For entities owned and controlled NRIs investing on non-repatriation basis

Shreya Masalia | Executive

Foreign investments in equity instruments by a person resident outside India (PROI) is governed by Foreign Exchange Management (Non-debt Instruments) Rules, 2019 (NDI Rules)[1] and the Consolidated FDI Policy[2] as amended from time to time. Foreign investments can be made on a repatriation basis or non-repatriation basis.

Recently, on March 19, 2021[3] Department of Promotion of Industry and Internal Trade (DPIIT) issued a press note clarifying on downstream investment in case of companies with investment from Non-Resident Indians (NRIs) on non-repatriation basis. The press note will become effective from the date of FEMA notification amending NDI Rules, that is pending as on date.

This article covers the concepts relating to downstream investment, investment on non-repatriation basis along with analysis of the press note.

Repatriation and Non-Repatriation Basis

Investment on repatriation basis means an investment, sale or maturity proceeds of which are net of taxes, eligible to be repatriated out of India. For an investment to be regarded as foreign investment, it should be made on a repatriation basis in the equity instruments of a company.

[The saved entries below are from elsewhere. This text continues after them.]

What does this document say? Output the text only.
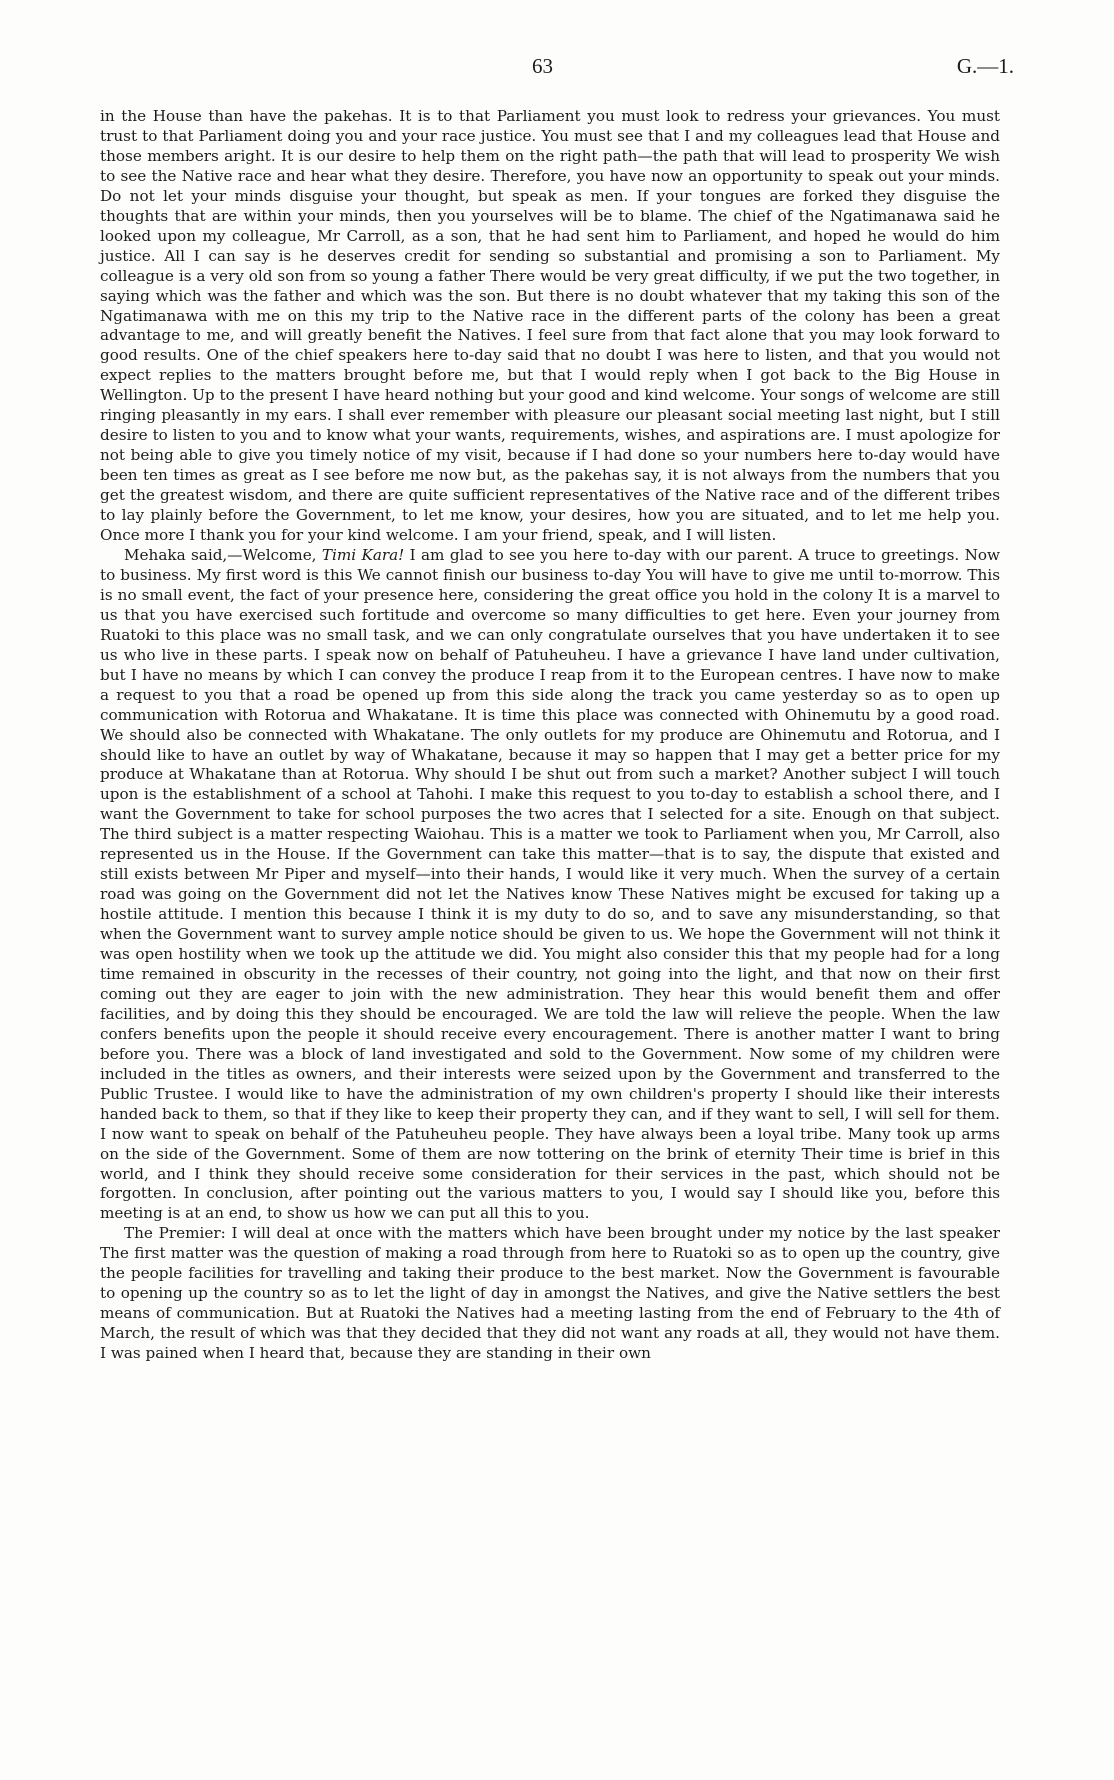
63	G.—1.

in the House than have the pakehas. It is to that Parliament you must look to redress your grievances. You must trust to that Parliament doing you and your race justice. You must see that I and my colleagues lead that House and those members aright. It is our desire to help them on the right path—the path that will lead to prosperity We wish to see the Native race and hear what they desire. Therefore, you have now an opportunity to speak out your minds. Do not let your minds disguise your thought, but speak as men. If your tongues are forked they disguise the thoughts that are within your minds, then you yourselves will be to blame. The chief of the Ngatimanawa said he looked upon my colleague, Mr Carroll, as a son, that he had sent him to Parliament, and hoped he would do him justice. All I can say is he deserves credit for sending so substantial and promising a son to Parliament. My colleague is a very old son from so young a father There would be very great difficulty, if we put the two together, in saying which was the father and which was the son. But there is no doubt whatever that my taking this son of the Ngatimanawa with me on this my trip to the Native race in the different parts of the colony has been a great advantage to me, and will greatly benefit the Natives. I feel sure from that fact alone that you may look forward to good results. One of the chief speakers here to-day said that no doubt I was here to listen, and that you would not expect replies to the matters brought before me, but that I would reply when I got back to the Big House in Wellington. Up to the present I have heard nothing but your good and kind welcome. Your songs of welcome are still ringing pleasantly in my ears. I shall ever remember with pleasure our pleasant social meeting last night, but I still desire to listen to you and to know what your wants, requirements, wishes, and aspirations are. I must apologize for not being able to give you timely notice of my visit, because if I had done so your numbers here to-day would have been ten times as great as I see before me now but, as the pakehas say, it is not always from the numbers that you get the greatest wisdom, and there are quite sufficient representatives of the Native race and of the different tribes to lay plainly before the Government, to let me know, your desires, how you are situated, and to let me help you. Once more I thank you for your kind welcome. I am your friend, speak, and I will listen.

Mehaka said,—Welcome, Timi Kara! I am glad to see you here to-day with our parent. A truce to greetings. Now to business. My first word is this We cannot finish our business to-day You will have to give me until to-morrow. This is no small event, the fact of your presence here, considering the great office you hold in the colony It is a marvel to us that you have exercised such fortitude and overcome so many difficulties to get here. Even your journey from Ruatoki to this place was no small task, and we can only congratulate ourselves that you have undertaken it to see us who live in these parts. I speak now on behalf of Patuheuheu. I have a grievance I have land under cultivation, but I have no means by which I can convey the produce I reap from it to the European centres. I have now to make a request to you that a road be opened up from this side along the track you came yesterday so as to open up communication with Rotorua and Whakatane. It is time this place was connected with Ohinemutu by a good road. We should also be connected with Whakatane. The only outlets for my produce are Ohinemutu and Rotorua, and I should like to have an outlet by way of Whakatane, because it may so happen that I may get a better price for my produce at Whakatane than at Rotorua. Why should I be shut out from such a market? Another subject I will touch upon is the establishment of a school at Tahohi. I make this request to you to-day to establish a school there, and I want the Government to take for school purposes the two acres that I selected for a site. Enough on that subject. The third subject is a matter respecting Waiohau. This is a matter we took to Parliament when you, Mr Carroll, also represented us in the House. If the Government can take this matter—that is to say, the dispute that existed and still exists between Mr Piper and myself—into their hands, I would like it very much. When the survey of a certain road was going on the Government did not let the Natives know These Natives might be excused for taking up a hostile attitude. I mention this because I think it is my duty to do so, and to save any misunderstanding, so that when the Government want to survey ample notice should be given to us. We hope the Government will not think it was open hostility when we took up the attitude we did. You might also consider this that my people had for a long time remained in obscurity in the recesses of their country, not going into the light, and that now on their first coming out they are eager to join with the new administration. They hear this would benefit them and offer facilities, and by doing this they should be encouraged. We are told the law will relieve the people. When the law confers benefits upon the people it should receive every encouragement. There is another matter I want to bring before you. There was a block of land investigated and sold to the Government. Now some of my children were included in the titles as owners, and their interests were seized upon by the Government and transferred to the Public Trustee. I would like to have the administration of my own children's property I should like their interests handed back to them, so that if they like to keep their property they can, and if they want to sell, I will sell for them. I now want to speak on behalf of the Patuheuheu people. They have always been a loyal tribe. Many took up arms on the side of the Government. Some of them are now tottering on the brink of eternity Their time is brief in this world, and I think they should receive some consideration for their services in the past, which should not be forgotten. In conclusion, after pointing out the various matters to you, I would say I should like you, before this meeting is at an end, to show us how we can put all this to you.

The Premier: I will deal at once with the matters which have been brought under my notice by the last speaker The first matter was the question of making a road through from here to Ruatoki so as to open up the country, give the people facilities for travelling and taking their produce to the best market. Now the Government is favourable to opening up the country so as to let the light of day in amongst the Natives, and give the Native settlers the best means of communication. But at Ruatoki the Natives had a meeting lasting from the end of February to the 4th of March, the result of which was that they decided that they did not want any roads at all, they would not have them. I was pained when I heard that, because they are standing in their own
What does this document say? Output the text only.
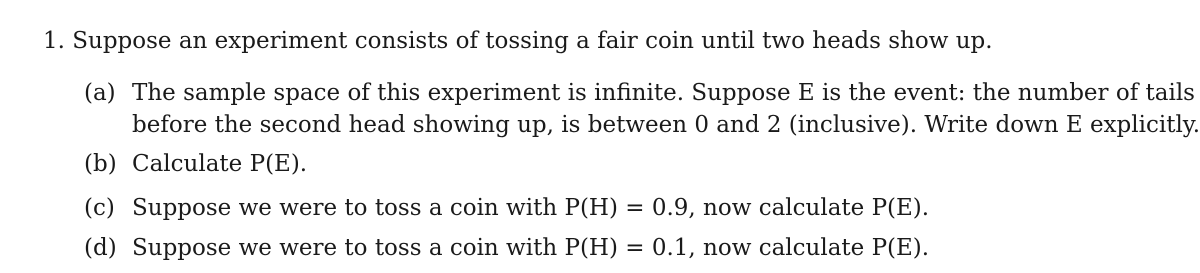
1. Suppose an experiment consists of tossing a fair coin until two heads show up.
(a) The sample space of this experiment is infinite. Suppose E is the event: the number of tails
before the second head showing up, is between 0 and 2 (inclusive). Write down E explicitly.
(b) Calculate P(E).
(c) Suppose we were to toss a coin with P(H) = 0.9, now calculate P(E).
(d) Suppose we were to toss a coin with P(H) = 0.1, now calculate P(E).
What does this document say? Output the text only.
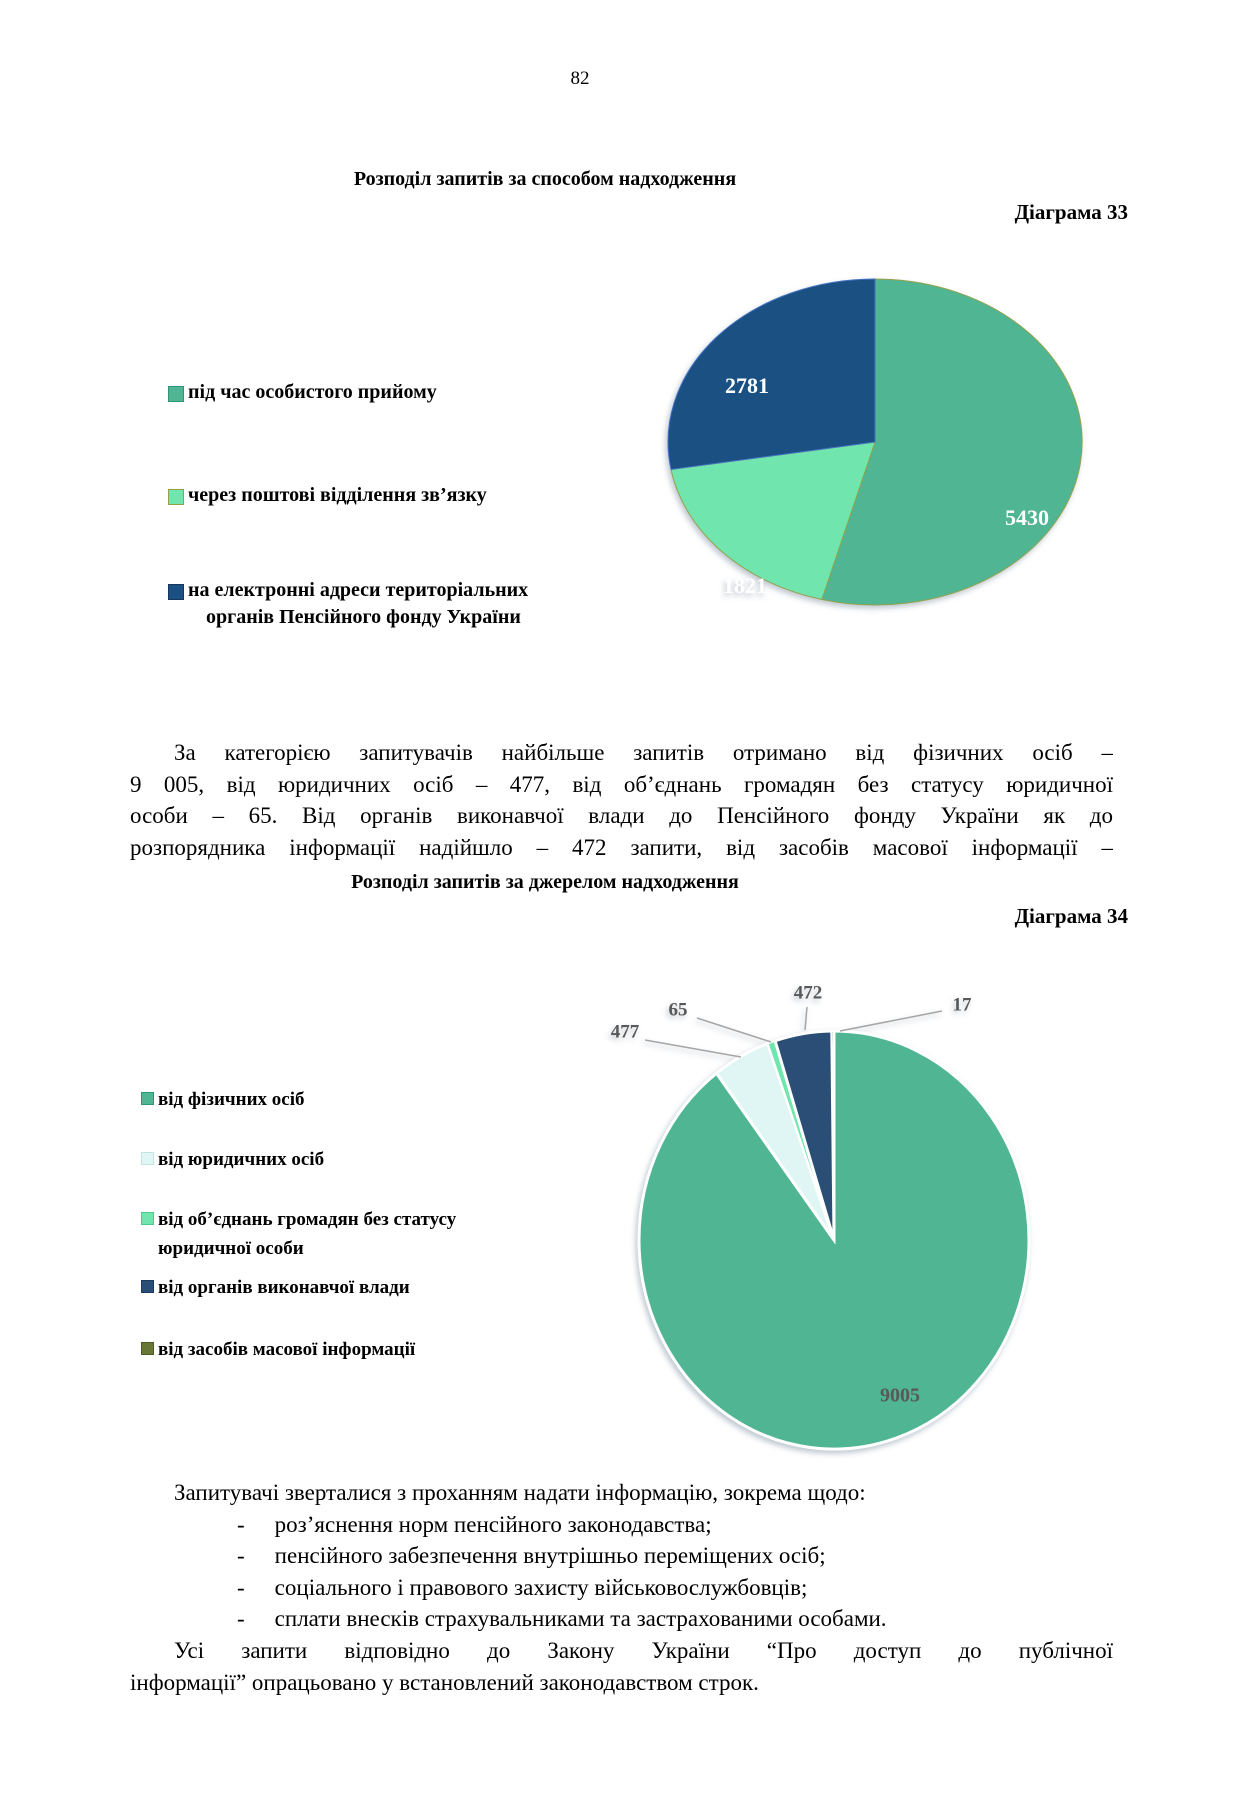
82
Розподіл запитів за способом надходження
Діаграма 33
під час особистого прийому
через поштові відділення зв’язку
на електронні адреси територіальних
органів Пенсійного фонду України
2781
1821
5430
За категорією запитувачів найбільше запитів отримано від фізичних осіб –
9 005, від юридичних осіб – 477, від об’єднань громадян без статусу юридичної
особи – 65. Від органів виконавчої влади до Пенсійного фонду України як до
розпорядника інформації надійшло – 472 запити, від засобів масової інформації –
Розподіл запитів за джерелом надходження
Діаграма 34
від фізичних осіб
від юридичних осіб
від об’єднань громадян без статусу
юридичної особи
від органів виконавчої влади
від засобів масової інформації
477
65
472
17
9005
Запитувачі зверталися з проханням надати інформацію, зокрема щодо:
- роз’яснення норм пенсійного законодавства;
- пенсійного забезпечення внутрішньо переміщених осіб;
- соціального і правового захисту військовослужбовців;
- сплати внесків страхувальниками та застрахованими особами.
Усі запити відповідно до Закону України “Про доступ до публічної
інформації” опрацьовано у встановлений законодавством строк.
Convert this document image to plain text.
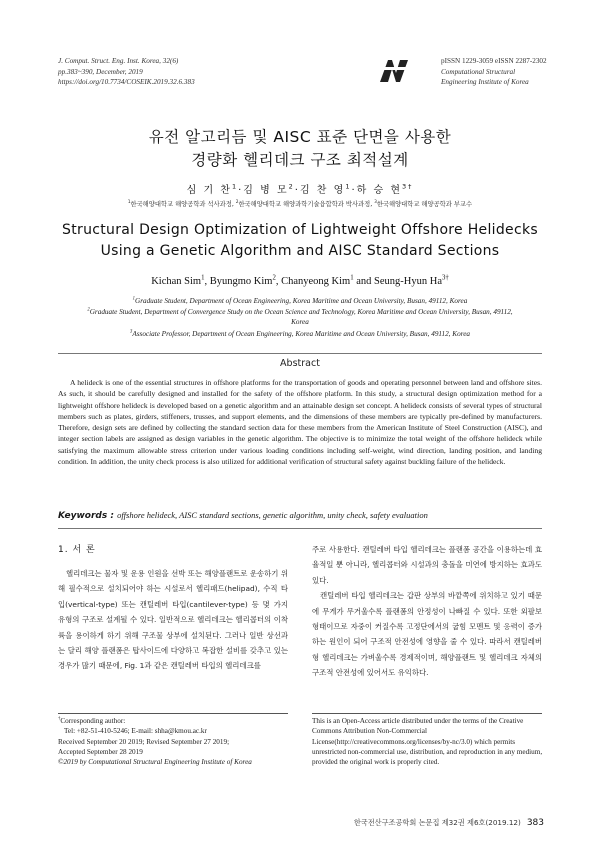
J. Comput. Struct. Eng. Inst. Korea, 32(6)
pp.383~390, December, 2019
https://doi.org/10.7734/COSEIK.2019.32.6.383
pISSN 1229-3059 eISSN 2287-2302
Computational Structural
Engineering Institute of Korea
유전 알고리듬 및 AISC 표준 단면을 사용한
경량화 헬리데크 구조 최적설계
심 기 찬$^1$·김 병 모$^2$·김 찬 영$^1$·하 승 현$^{3\dagger}$
$^1$한국해양대학교 해양공학과 석사과정, $^2$한국해양대학교 해양과학기술융합학과 박사과정, $^3$한국해양대학교 해양공학과 부교수
Structural Design Optimization of Lightweight Offshore Helidecks
Using a Genetic Algorithm and AISC Standard Sections
Kichan Sim$^1$, Byungmo Kim$^2$, Chanyeong Kim$^1$ and Seung-Hyun $Ha^{3\dagger}$
$^1$Graduate Student, Department of Ocean Engineering, Korea Maritime and Ocean University, Busan, 49112, Korea
$^2$Graduate Student, Department of Convergence Study on the Ocean Science and Technology, Korea Maritime and Ocean University, Busan, 49112, Korea
$^3$Associate Professor, Department of Ocean Engineering, Korea Maritime and Ocean University, Busan, 49112, Korea
Abstract
A helideck is one of the essential structures in offshore platforms for the transportation of goods and operating personnel between land and offshore sites. As such, it should be carefully designed and installed for the safety of the offshore platform. In this study, a structural design optimization method for a lightweight offshore helideck is developed based on a genetic algorithm and an attainable design set concept. A helideck consists of several types of structural members such as plates, girders, stiffeners, trusses, and support elements, and the dimensions of these members are typically pre-defined by manufacturers. Therefore, design sets are defined by collecting the standard section data for these members from the American Institute of Steel Construction (AISC), and integer section labels are assigned as design variables in the genetic algorithm. The objective is to minimize the total weight of the offshore helideck while satisfying the maximum allowable stress criterion under various loading conditions including self-weight, wind direction, landing position, and landing condition. In addition, the unity check process is also utilized for additional verification of structural safety against buckling failure of the helideck.
Keywords : offshore helideck, AISC standard sections, genetic algorithm, unity check, safety evaluation
1. 서 론

헬리데크는 물자 및 운용 인원을 선박 또는 해양플랜트로 운송하기 위해 필수적으로 설치되어야 하는 시설로서 헬리패드(helipad), 수직 타입(vertical-type) 또는 캔틸레버 타입(cantilever-type) 등 몇 가지 유형의 구조로 설계될 수 있다. 일반적으로 헬리데크는 헬리콥터의 이착륙을 용이하게 하기 위해 구조물 상부에 설치된다. 그러나 일반 상선과는 달리 해양 플랜폼은 탑사이드에 다양하고 복잡한 설비를 갖추고 있는 경우가 많기 때문에, Fig. 1과 같은 캔틸레버 타입의 헬리데크를

주로 사용한다. 캔틸레버 타입 헬리데크는 플랜폼 공간을 이용하는데 효율적일 뿐 아니라, 헬리콥터와 시설과의 충돌을 미연에 방지하는 효과도 있다.

캔틸레버 타입 헬리데크는 갑판 상부의 바깥쪽에 위치하고 있기 때문에 무게가 무거울수록 플랜폼의 안정성이 나빠질 수 있다. 또한 외팔보 형태이므로 자중이 커질수록 고정단에서의 굽힘 모멘트 및 응력이 증가하는 원인이 되어 구조적 안전성에 영향을 줄 수 있다. 따라서 캔틸레버형 헬리데크는 가벼울수록 경제적이며, 해양플랜트 및 헬리데크 자체의 구조적 안전성에 있어서도 유익하다.

†Corresponding author:
Tel: +82-51-410-5246; E-mail: shha@kmou.ac.kr
Received September 20 2019; Revised September 27 2019;
Accepted September 28 2019
©2019 by Computational Structural Engineering Institute of Korea
This is an Open-Access article distributed under the terms of the Creative Commons Attribution Non-Commercial License(http://creativecommons.org/licenses/by-nc/3.0) which permits unrestricted non-commercial use, distribution, and reproduction in any medium, provided the original work is properly cited.
한국전산구조공학회 논문집 제32권 제6호(2019.12) 383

Where the investments are made on non-repatriation basis, the same is regarded as domestic investment and are considered on par with investments made by residents.. Schedule IV to NDI Rules provides conditions for investment by NRIs on non-repatriation basis.

Downstream Investment

Downstream Investment means investments made by an Indian entity or an Investment Vehicle in the capital instruments or the capital, as the case may be, of another Indian entity that has received investment from abroad and are owned or controlled by persons resident outside India. Such companies are referred as Foreign Owned and Controlled Companies (FOCC). Any investment by an FOCC in the equity instruments of another Indian entity results in indirect foreign investment and entails certain compliances as detailed hereunder:

  • Approval of Board of Directors and shareholder’s agreement, if any;
  • Source of funds for downstream investment cannot be borrowed in domestic market. It may either be brought from abroad or internal accruals[4] may be used;
  • Report the investment in Form DI with the Reserve Bank of India within a period of 30 days from date of allotment of the equity instruments;
  • Obtaining certificate from Statutory auditors in relation to compliance with the conditions and providing a confirmation to that effect in the Director’s report.

Clarification vide Press Note

Though the investment made by an NRI on a non-repatriation basis was considered at par with resident investments and were treated like domestic investments, the investment made by Indian entities, owned and controlled by NRIs being persons resident outside India, had no specific carve-out for the same. No clarity existed as to whether such an investment would attract the reporting and other compliance requirements of downstream investments.

The press note clarifies that downstream investment by such an entity will not result in indirect foreign investment.

Suitable insertion in Rule 23 of NDI Rules dealing with downstream investment in awaited.





[4] profits transferred to reserve account after payment of taxes.